Pertama, propaganda dan bahasa dalam wacana (glittering generalities). Dalam penggiringan opini di media, bahasa dan propaganda politik mempunyai hubungan erat. Supaya masyarakat percaya terhadap opini tersebut, yang dijadikan sebagai suatu komoditas oleh pelaku propaganda ialah ‘bahasa’. Diksi yang digunakan oleh pelaku propaganda ialah yang ada di dalam wacana kekuasaan masa jabatan Presiden 3 periode ini.
Kedua, propaganda politik dan label (name calling). Pemberian label terhadap suatu kelompok atau seseorang sangat penting di dalam propaganda. Pemberian label yang tidak baik digunakan oleh pelaku propaganda secara terus menerus agar publik percaya dengan label tersebut. Dalam propaganda politik di media terkait wacana masa jabatan Presiden 3 periode, para pelaku propaganda membuat diksi menarik supaya orang dapat menolak wacana tanpa menguji kebenarannya.
Ketiga, simbol dan propaganda (card stacking). Propaganda poltik yang terdapat di dalam wacana masa jabatan Presiden 3 periode ialah ketika MPR menegaskan bahwa wacana tersebut bukan dari pihaknya, tetapi dari persepsi masayarakat atau publik. Hal itu dilakukan untuk menggiring persepsi masyarakat supaya mereka dapat membangun sebuah kasus sehingga publik percaya dengan apa yang mereka sampaikan.
Keempat, kebenaran tujuan (transfer). Di dalam propaganda politik media terkait wacana masa jabataan Presiden 3 periode, terdapat beberapa kebenaran tujuan yang digunakan oleh pelaku propaganda. Di antaranya ialah partai-partai politik yang mereka gunakan. Melalui MPR yang menyatakan pernyataan seperti di atas, propaganda politik media dilakukan melalui idetifikasi maksud dengan lambang otoritas yang mengandung nilai yang dialihkan kepada masyarakat umum untuk menerimanya.

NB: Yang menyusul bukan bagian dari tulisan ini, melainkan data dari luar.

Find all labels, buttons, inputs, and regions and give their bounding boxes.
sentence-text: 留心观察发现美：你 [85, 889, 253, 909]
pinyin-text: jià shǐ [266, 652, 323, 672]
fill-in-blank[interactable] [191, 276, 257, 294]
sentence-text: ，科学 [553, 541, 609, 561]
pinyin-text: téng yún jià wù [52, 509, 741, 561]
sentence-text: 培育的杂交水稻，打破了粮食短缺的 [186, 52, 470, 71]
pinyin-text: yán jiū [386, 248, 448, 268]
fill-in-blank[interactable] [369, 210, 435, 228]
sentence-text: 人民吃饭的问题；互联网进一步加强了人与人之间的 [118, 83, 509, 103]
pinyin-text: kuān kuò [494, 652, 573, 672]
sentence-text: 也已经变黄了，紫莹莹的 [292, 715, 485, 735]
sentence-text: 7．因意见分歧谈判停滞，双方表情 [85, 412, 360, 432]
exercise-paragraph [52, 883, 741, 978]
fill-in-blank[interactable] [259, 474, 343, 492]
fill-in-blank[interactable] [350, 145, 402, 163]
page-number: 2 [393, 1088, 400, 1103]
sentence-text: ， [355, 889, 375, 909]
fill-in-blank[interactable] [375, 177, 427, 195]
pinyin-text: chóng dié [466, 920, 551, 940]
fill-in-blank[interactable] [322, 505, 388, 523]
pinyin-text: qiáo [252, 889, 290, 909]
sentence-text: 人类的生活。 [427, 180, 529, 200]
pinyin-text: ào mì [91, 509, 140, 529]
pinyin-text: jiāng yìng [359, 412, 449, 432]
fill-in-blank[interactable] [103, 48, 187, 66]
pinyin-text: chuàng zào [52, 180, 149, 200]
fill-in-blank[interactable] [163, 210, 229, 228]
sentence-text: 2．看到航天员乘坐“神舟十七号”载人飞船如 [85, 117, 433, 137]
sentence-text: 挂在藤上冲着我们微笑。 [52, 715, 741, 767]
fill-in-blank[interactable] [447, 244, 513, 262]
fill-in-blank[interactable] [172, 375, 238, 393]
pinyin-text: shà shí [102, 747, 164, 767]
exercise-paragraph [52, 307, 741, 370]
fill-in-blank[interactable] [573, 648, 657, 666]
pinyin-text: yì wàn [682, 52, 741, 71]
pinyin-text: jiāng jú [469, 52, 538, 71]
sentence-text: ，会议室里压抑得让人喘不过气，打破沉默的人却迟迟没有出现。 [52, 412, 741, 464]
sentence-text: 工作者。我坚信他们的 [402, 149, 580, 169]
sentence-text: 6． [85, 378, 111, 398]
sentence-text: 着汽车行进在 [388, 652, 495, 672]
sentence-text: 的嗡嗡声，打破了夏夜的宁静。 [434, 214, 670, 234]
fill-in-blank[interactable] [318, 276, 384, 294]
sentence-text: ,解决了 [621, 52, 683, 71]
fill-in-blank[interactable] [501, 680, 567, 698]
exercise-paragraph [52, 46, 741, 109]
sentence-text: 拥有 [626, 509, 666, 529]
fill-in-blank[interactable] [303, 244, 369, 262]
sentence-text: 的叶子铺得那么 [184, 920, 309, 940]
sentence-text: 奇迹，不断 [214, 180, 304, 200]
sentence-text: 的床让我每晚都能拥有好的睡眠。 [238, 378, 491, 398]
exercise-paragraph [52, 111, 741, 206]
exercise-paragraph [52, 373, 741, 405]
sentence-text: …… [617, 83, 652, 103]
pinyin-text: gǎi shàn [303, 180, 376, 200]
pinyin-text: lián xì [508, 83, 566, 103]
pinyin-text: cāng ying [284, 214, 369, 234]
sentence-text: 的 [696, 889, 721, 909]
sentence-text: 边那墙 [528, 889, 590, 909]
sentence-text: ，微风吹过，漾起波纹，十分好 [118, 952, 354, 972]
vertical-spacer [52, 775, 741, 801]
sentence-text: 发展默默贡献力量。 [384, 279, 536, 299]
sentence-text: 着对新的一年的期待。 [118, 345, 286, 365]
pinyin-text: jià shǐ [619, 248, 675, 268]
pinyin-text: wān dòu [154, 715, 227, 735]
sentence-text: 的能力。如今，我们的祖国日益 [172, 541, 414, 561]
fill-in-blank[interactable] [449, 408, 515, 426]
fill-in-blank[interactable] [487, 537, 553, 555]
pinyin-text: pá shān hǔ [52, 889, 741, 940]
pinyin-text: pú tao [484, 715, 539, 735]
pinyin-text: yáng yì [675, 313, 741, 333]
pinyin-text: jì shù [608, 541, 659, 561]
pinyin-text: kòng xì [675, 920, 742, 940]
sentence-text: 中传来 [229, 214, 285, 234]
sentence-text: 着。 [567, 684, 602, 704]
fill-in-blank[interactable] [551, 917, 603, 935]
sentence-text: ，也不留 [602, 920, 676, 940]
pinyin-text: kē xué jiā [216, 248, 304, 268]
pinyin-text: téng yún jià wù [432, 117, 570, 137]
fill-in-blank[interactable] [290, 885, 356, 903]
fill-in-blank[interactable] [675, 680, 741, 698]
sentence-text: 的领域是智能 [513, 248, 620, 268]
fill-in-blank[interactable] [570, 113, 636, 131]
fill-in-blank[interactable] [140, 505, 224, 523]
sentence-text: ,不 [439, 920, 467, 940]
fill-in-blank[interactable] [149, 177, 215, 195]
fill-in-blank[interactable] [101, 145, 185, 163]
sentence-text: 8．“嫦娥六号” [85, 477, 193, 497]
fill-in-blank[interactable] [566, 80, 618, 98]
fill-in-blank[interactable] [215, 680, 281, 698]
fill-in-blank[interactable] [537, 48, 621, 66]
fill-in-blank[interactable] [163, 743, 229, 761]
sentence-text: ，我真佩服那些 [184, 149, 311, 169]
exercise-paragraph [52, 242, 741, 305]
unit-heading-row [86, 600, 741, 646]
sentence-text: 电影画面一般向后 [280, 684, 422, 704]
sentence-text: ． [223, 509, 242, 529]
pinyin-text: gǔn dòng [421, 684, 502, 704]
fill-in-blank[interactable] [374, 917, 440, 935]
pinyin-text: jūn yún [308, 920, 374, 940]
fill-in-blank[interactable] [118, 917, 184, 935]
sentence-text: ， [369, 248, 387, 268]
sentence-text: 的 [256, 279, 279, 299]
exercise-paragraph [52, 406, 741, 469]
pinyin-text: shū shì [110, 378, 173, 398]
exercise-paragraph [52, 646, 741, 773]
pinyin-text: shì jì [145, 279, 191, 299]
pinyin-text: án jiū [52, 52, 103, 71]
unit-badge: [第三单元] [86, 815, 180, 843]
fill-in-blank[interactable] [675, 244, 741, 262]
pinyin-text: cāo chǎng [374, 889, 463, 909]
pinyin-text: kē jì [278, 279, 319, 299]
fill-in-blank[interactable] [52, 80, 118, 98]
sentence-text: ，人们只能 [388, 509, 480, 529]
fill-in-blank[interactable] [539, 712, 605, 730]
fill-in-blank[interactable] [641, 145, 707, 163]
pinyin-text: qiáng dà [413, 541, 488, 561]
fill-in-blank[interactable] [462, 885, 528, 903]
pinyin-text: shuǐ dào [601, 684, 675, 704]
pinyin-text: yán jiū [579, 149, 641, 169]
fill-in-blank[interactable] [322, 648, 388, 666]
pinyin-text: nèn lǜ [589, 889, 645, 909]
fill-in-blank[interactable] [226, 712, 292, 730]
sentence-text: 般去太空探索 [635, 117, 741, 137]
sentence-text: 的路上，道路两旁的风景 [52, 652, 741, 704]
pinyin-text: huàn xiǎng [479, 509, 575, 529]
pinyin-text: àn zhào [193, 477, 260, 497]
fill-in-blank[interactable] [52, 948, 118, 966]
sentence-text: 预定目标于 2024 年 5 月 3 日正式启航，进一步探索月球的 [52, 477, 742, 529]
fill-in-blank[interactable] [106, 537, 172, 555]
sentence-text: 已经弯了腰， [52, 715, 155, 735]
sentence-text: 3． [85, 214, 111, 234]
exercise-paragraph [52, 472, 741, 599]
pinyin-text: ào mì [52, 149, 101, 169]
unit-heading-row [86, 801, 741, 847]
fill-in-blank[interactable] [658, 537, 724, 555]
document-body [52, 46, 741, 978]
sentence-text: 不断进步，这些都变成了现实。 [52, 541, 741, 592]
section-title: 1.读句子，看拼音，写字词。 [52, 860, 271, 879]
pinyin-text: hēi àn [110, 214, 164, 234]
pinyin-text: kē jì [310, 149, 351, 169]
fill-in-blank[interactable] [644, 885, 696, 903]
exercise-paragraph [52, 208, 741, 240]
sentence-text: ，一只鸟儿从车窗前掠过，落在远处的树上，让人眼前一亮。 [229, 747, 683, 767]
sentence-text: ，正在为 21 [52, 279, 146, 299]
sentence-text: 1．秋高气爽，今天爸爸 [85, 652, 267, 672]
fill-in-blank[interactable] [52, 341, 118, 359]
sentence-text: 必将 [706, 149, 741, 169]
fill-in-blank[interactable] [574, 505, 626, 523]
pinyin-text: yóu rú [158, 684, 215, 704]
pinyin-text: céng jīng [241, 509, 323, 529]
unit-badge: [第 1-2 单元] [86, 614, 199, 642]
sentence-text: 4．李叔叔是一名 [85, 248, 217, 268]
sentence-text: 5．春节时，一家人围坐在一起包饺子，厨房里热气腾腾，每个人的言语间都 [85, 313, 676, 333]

Kelima, otoritas (testimonial). Di dalam propaganda media biasanya pelaku propaganda menggunakan kalimat-kalimat menarik sehingga publik percaya dengan apa yang telah disampaikan. Dengan menyebarkan wacana atau menciptakan peristiwa tertentu dan menanamkannya secara sistematis, komunikator dalam propaganda wacana masa jabatan Presiden 3 periode ialah wakil dari organisasi yang berusaha melakukan pengontrolan terhadap masyarakat.
Potensi Mafsadat dalam Propaganda Politik Wacana Masa Jabatan Presiden RI 3 periode di Media
Islam hadir dalam upaya merealisasikan kemaslahatan manusia baik di dunia maupun di akhirat, serta berupaya menghilangkan segala macam kesulitan dan mafsadat. Menurut Fhaturrahman Djamil (2007), dalam bukunya yang berjudul: “Filsafat Hukum Islam”, menjelaskan bahwa tujuan syariat Islam itu sendiri ialah menjaga, melestarikan serta mempertahankan lima unsur/kebutuhan pokok (al-dharuriyat al-Khamsah) di antaranya:
Pemeliharaan terhadap agama (hifdz ad-dien). Propaganda politik wacana masa jabatan Presiden RI 3 periode di media akan berdampak negatif terhadap kehidupan beragama di tengah masyarakat, seperti munculnya konflik yang disebabkan fanatisme gerakan organisasi atau masyarakat berbasis agama.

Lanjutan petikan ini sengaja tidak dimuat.